By Kirk Petersen
The Executive Council held its first meeting on October 17-20 since the 2022 General Convention, convening in Phoenix, Arizona. Roughly half the members of the 40-person council were attending a council meeting in an official capacity for the first time, and much of the opening day was devoted to orienting the newbies and beginning to build relationships.
The October meeting of the council in a General Convention year is the council’s equivalent of “Baby Bishop School,” helping new members live into the leadership commitments they have just assumed.
The orientation takes on special importance this time because the 80th General Convention was delayed for a year, then held under tight pandemic strictures in Baltimore in July 2022..
For more than two centuries, the governance of what was originally the Protestant Episcopal Church in the United States of America has been oriented around the meetings of the General Convention, which normally convenes every three years.
Terms of office for Executive Council are often referred to as six years, but in fact they run from the closing gavel of one General Convention to the closing gavel of the second following General Convention. The new batch of council members will have only two years before their mentors will rotate off the council, and they will serve five years in total.
Julia Ayala Harris, who is vice chair of the Executive Council because of her election as president of the House of Deputies at GC80 in July, was unable to attend the first day of the first council meeting in her new role.
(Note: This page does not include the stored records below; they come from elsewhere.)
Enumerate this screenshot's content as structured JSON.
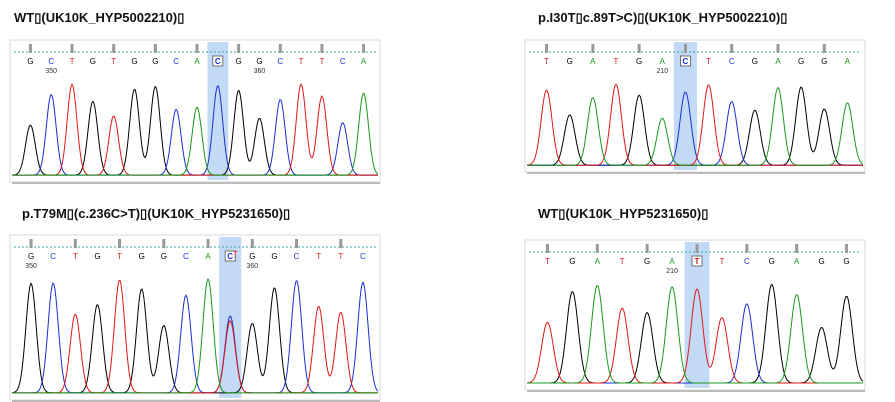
{
  "panels": [
    {
      "title": "WT▯(UK10K_HYP5002210)▯",
      "bases": [
        "G",
        "C",
        "T",
        "G",
        "T",
        "G",
        "G",
        "C",
        "A",
        "C",
        "G",
        "G",
        "C",
        "T",
        "T",
        "C",
        "A"
      ],
      "positions": [
        350,
        360
      ]
    },
    {
      "title": "p.I30T▯c.89T>C)▯(UK10K_HYP5002210)▯",
      "bases": [
        "T",
        "G",
        "A",
        "T",
        "G",
        "A",
        "C",
        "T",
        "C",
        "G",
        "A",
        "G",
        "G",
        "A"
      ],
      "positions": [
        210
      ]
    },
    {
      "title": "p.T79M▯(c.236C>T)▯(UK10K_HYP5231650)▯",
      "bases": [
        "G",
        "C",
        "T",
        "G",
        "T",
        "G",
        "G",
        "C",
        "A",
        "C",
        "G",
        "G",
        "C",
        "T",
        "T",
        "C"
      ],
      "alt_base": "T",
      "positions": [
        350,
        360
      ]
    },
    {
      "title": "WT▯(UK10K_HYP5231650)▯",
      "bases": [
        "T",
        "G",
        "A",
        "T",
        "G",
        "A",
        "T",
        "T",
        "C",
        "G",
        "A",
        "G",
        "G"
      ],
      "positions": [
        210
      ]
    }
  ]
}
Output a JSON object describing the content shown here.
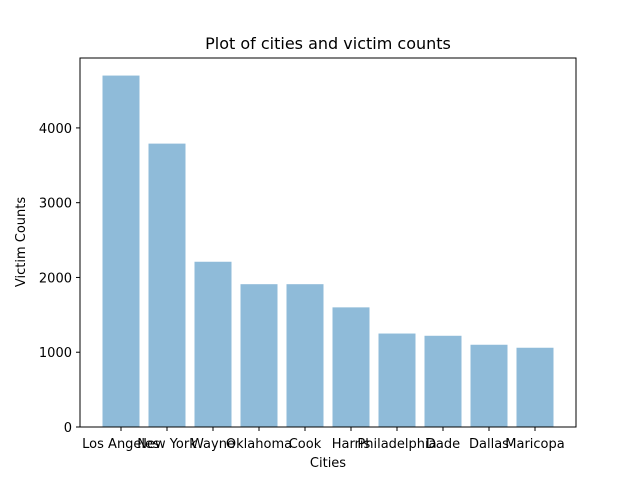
{
  "chart_data": {
    "type": "bar",
    "title": "Plot of cities and victim counts",
    "xlabel": "Cities",
    "ylabel": "Victim Counts",
    "categories": [
      "Los Angeles",
      "New York",
      "Wayne",
      "Oklahoma",
      "Cook",
      "Harris",
      "Philadelphia",
      "Dade",
      "Dallas",
      "Maricopa"
    ],
    "values": [
      4700,
      3790,
      2210,
      1910,
      1910,
      1600,
      1250,
      1220,
      1100,
      1060
    ],
    "ylim": [
      0,
      4935
    ],
    "yticks": [
      0,
      1000,
      2000,
      3000,
      4000
    ],
    "ytick_labels": [
      "0",
      "1000",
      "2000",
      "3000",
      "4000"
    ],
    "bar_color": "#1f77b4",
    "bar_alpha": 0.5,
    "grid": false
  }
}
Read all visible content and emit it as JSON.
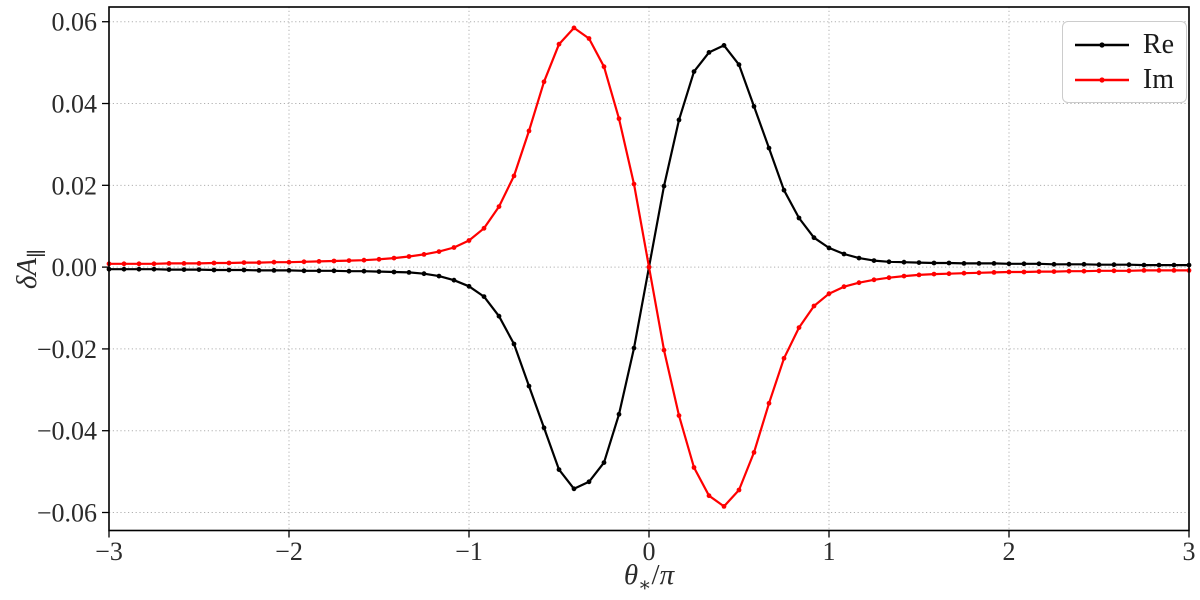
{
  "figure": {
    "background": "#ffffff",
    "xlabel_parts": {
      "theta": "θ",
      "sub": "∗",
      "slash": "/",
      "pi": "π"
    },
    "ylabel_parts": {
      "base": "δA",
      "sub": "∥"
    }
  },
  "chart_data": {
    "type": "line",
    "title": "",
    "xlabel": "θ∗/π",
    "ylabel": "δA∥",
    "xlim": [
      -3,
      3
    ],
    "ylim": [
      -0.0644,
      0.0636
    ],
    "grid": true,
    "grid_style": "dotted",
    "grid_color": "#b0b0b0",
    "legend_position": "upper right",
    "marker": "point",
    "xticks": {
      "values": [
        -3,
        -2,
        -1,
        0,
        1,
        2,
        3
      ],
      "labels": [
        "−3",
        "−2",
        "−1",
        "0",
        "1",
        "2",
        "3"
      ]
    },
    "yticks": {
      "values": [
        -0.06,
        -0.04,
        -0.02,
        0.0,
        0.02,
        0.04,
        0.06
      ],
      "labels": [
        "−0.06",
        "−0.04",
        "−0.02",
        "0.00",
        "0.02",
        "0.04",
        "0.06"
      ]
    },
    "x": [
      -3.0,
      -2.9167,
      -2.8333,
      -2.75,
      -2.6667,
      -2.5833,
      -2.5,
      -2.4167,
      -2.3333,
      -2.25,
      -2.1667,
      -2.0833,
      -2.0,
      -1.9167,
      -1.8333,
      -1.75,
      -1.6667,
      -1.5833,
      -1.5,
      -1.4167,
      -1.3333,
      -1.25,
      -1.1667,
      -1.0833,
      -1.0,
      -0.9167,
      -0.8333,
      -0.75,
      -0.6667,
      -0.5833,
      -0.5,
      -0.4167,
      -0.3333,
      -0.25,
      -0.1667,
      -0.0833,
      0.0,
      0.0833,
      0.1667,
      0.25,
      0.3333,
      0.4167,
      0.5,
      0.5833,
      0.6667,
      0.75,
      0.8333,
      0.9167,
      1.0,
      1.0833,
      1.1667,
      1.25,
      1.3333,
      1.4167,
      1.5,
      1.5833,
      1.6667,
      1.75,
      1.8333,
      1.9167,
      2.0,
      2.0833,
      2.1667,
      2.25,
      2.3333,
      2.4167,
      2.5,
      2.5833,
      2.6667,
      2.75,
      2.8333,
      2.9167,
      3.0
    ],
    "series": [
      {
        "name": "Re",
        "color": "#000000",
        "values": [
          -0.0005,
          -0.0005,
          -0.0005,
          -0.0005,
          -0.0006,
          -0.0006,
          -0.0006,
          -0.0007,
          -0.0007,
          -0.0007,
          -0.0008,
          -0.0008,
          -0.0008,
          -0.0009,
          -0.0009,
          -0.0009,
          -0.001,
          -0.001,
          -0.0011,
          -0.0012,
          -0.0013,
          -0.0016,
          -0.0022,
          -0.0032,
          -0.0047,
          -0.0072,
          -0.012,
          -0.0188,
          -0.0291,
          -0.0393,
          -0.0495,
          -0.0542,
          -0.0525,
          -0.0478,
          -0.036,
          -0.0198,
          0.0,
          0.0198,
          0.036,
          0.0478,
          0.0525,
          0.0542,
          0.0495,
          0.0393,
          0.0291,
          0.0188,
          0.012,
          0.0072,
          0.0047,
          0.0032,
          0.0022,
          0.0016,
          0.0013,
          0.0012,
          0.0011,
          0.001,
          0.001,
          0.0009,
          0.0009,
          0.0009,
          0.0008,
          0.0008,
          0.0008,
          0.0007,
          0.0007,
          0.0007,
          0.0006,
          0.0006,
          0.0006,
          0.0005,
          0.0005,
          0.0005,
          0.0005
        ]
      },
      {
        "name": "Im",
        "color": "#ff0000",
        "values": [
          0.0008,
          0.0008,
          0.0008,
          0.0008,
          0.0009,
          0.0009,
          0.0009,
          0.001,
          0.001,
          0.0011,
          0.0011,
          0.0012,
          0.0012,
          0.0013,
          0.0014,
          0.0015,
          0.0016,
          0.0017,
          0.0019,
          0.0022,
          0.0026,
          0.0031,
          0.0038,
          0.0048,
          0.0065,
          0.0095,
          0.0148,
          0.0223,
          0.0333,
          0.0453,
          0.0545,
          0.0585,
          0.0559,
          0.049,
          0.0363,
          0.0203,
          0.0,
          -0.0203,
          -0.0363,
          -0.049,
          -0.0559,
          -0.0585,
          -0.0545,
          -0.0453,
          -0.0333,
          -0.0223,
          -0.0148,
          -0.0095,
          -0.0065,
          -0.0048,
          -0.0038,
          -0.0031,
          -0.0026,
          -0.0022,
          -0.0019,
          -0.0017,
          -0.0016,
          -0.0015,
          -0.0014,
          -0.0013,
          -0.0012,
          -0.0012,
          -0.0011,
          -0.0011,
          -0.001,
          -0.001,
          -0.0009,
          -0.0009,
          -0.0009,
          -0.0008,
          -0.0008,
          -0.0008,
          -0.0008
        ]
      }
    ]
  }
}
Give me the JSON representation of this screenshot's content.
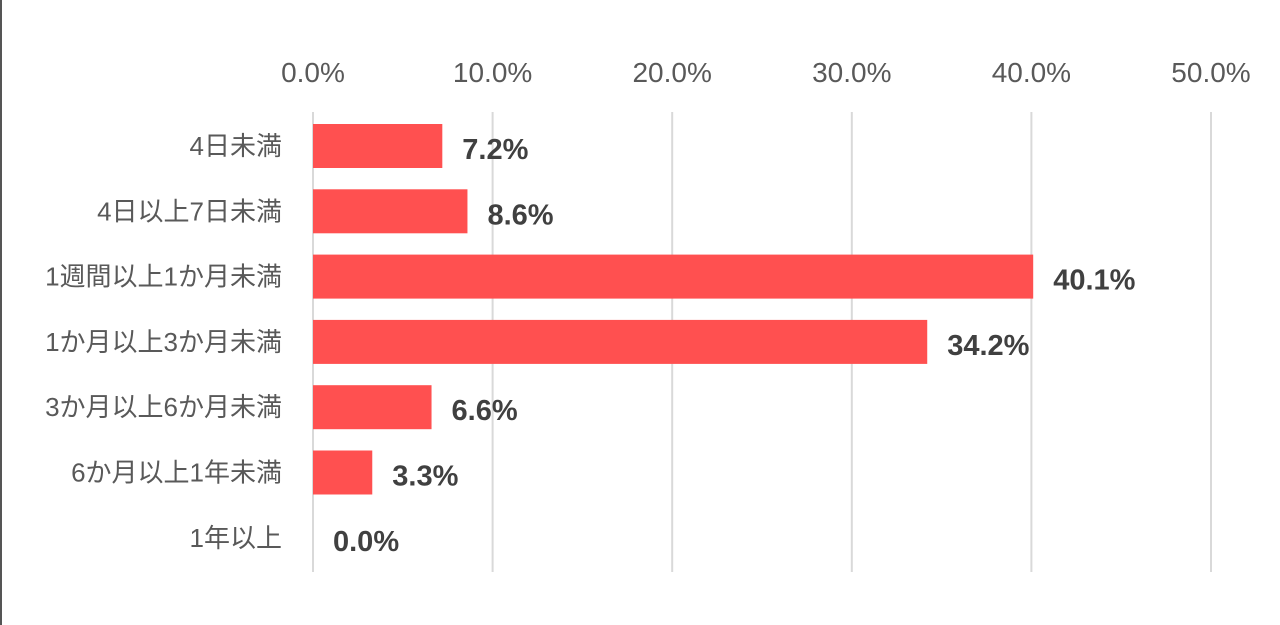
{
  "chart_data": {
    "type": "bar",
    "orientation": "horizontal",
    "categories": [
      "4日未満",
      "4日以上7日未満",
      "1週間以上1か月未満",
      "1か月以上3か月未満",
      "3か月以上6か月未満",
      "6か月以上1年未満",
      "1年以上"
    ],
    "values": [
      7.2,
      8.6,
      40.1,
      34.2,
      6.6,
      3.3,
      0.0
    ],
    "data_labels": [
      "7.2%",
      "8.6%",
      "40.1%",
      "34.2%",
      "6.6%",
      "3.3%",
      "0.0%"
    ],
    "xlim": [
      0,
      50
    ],
    "x_ticks": [
      0,
      10,
      20,
      30,
      40,
      50
    ],
    "x_tick_labels": [
      "0.0%",
      "10.0%",
      "20.0%",
      "30.0%",
      "40.0%",
      "50.0%"
    ],
    "x_axis_position": "top",
    "grid": true,
    "legend": "none",
    "title": "",
    "xlabel": "",
    "ylabel": "",
    "colors": {
      "bar": "#ff5050",
      "grid": "#d9d9d9",
      "tick_text": "#595959",
      "value_text": "#404040"
    }
  }
}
Delivering her opening remarks on a prerecorded video, she explained that she had a commitment to participate in a family wedding that predated her election, and will join the four-day meeting in the afternoon of the second day.
She noted that two other council members had family commitments that prevented their attendance in person: veteran Sarah Stonesifer Boylan of Washington and new member Louisa McKellaston of Chicago both recently gave birth, and participated remotely.
Also on the first day, the council heard from Bishop Jennifer Reddall of the host Diocese of Arizona, who said “November 9th is going to be a very interesting day for us,” referring to the day after the election. “Pray for us!” Arizona was ground zero for claims of election fraud in the 2020 presidential election, and the Republican candidate for governor this year has pointedly refused to say she would accept the results if she loses what is expected to be a tight race.
The Rev. Canon Michael Barlowe, executive officer of the General Convention, along with his eight-member staff had the herculean job of twice renegotiating “literally hundreds of contracts” because the event was first postponed, then cut in half on short notice. He told the council they will need to make decisions about how future General Conventions will be run.
He said the church should look for ways “to leverage the, in my opinion, irreplaceable benefits of face-to-face gatherings … through technology, by having online meetings,” including by legislative committees. He told the council that 2,476 people had attended 155 online meetings of legislative committees in advance of General Convention.
The council is continuing the anti-COVID precautions in place at General Convention, with vaccinations required of all attendees, and mask-wearing except when eating or addressing the council. Virtually nobody else at the hotel was wearing a mask, and one wag suggested the presence of Executive Council may have measurably increased the percentage of people in Arizona wearing masks.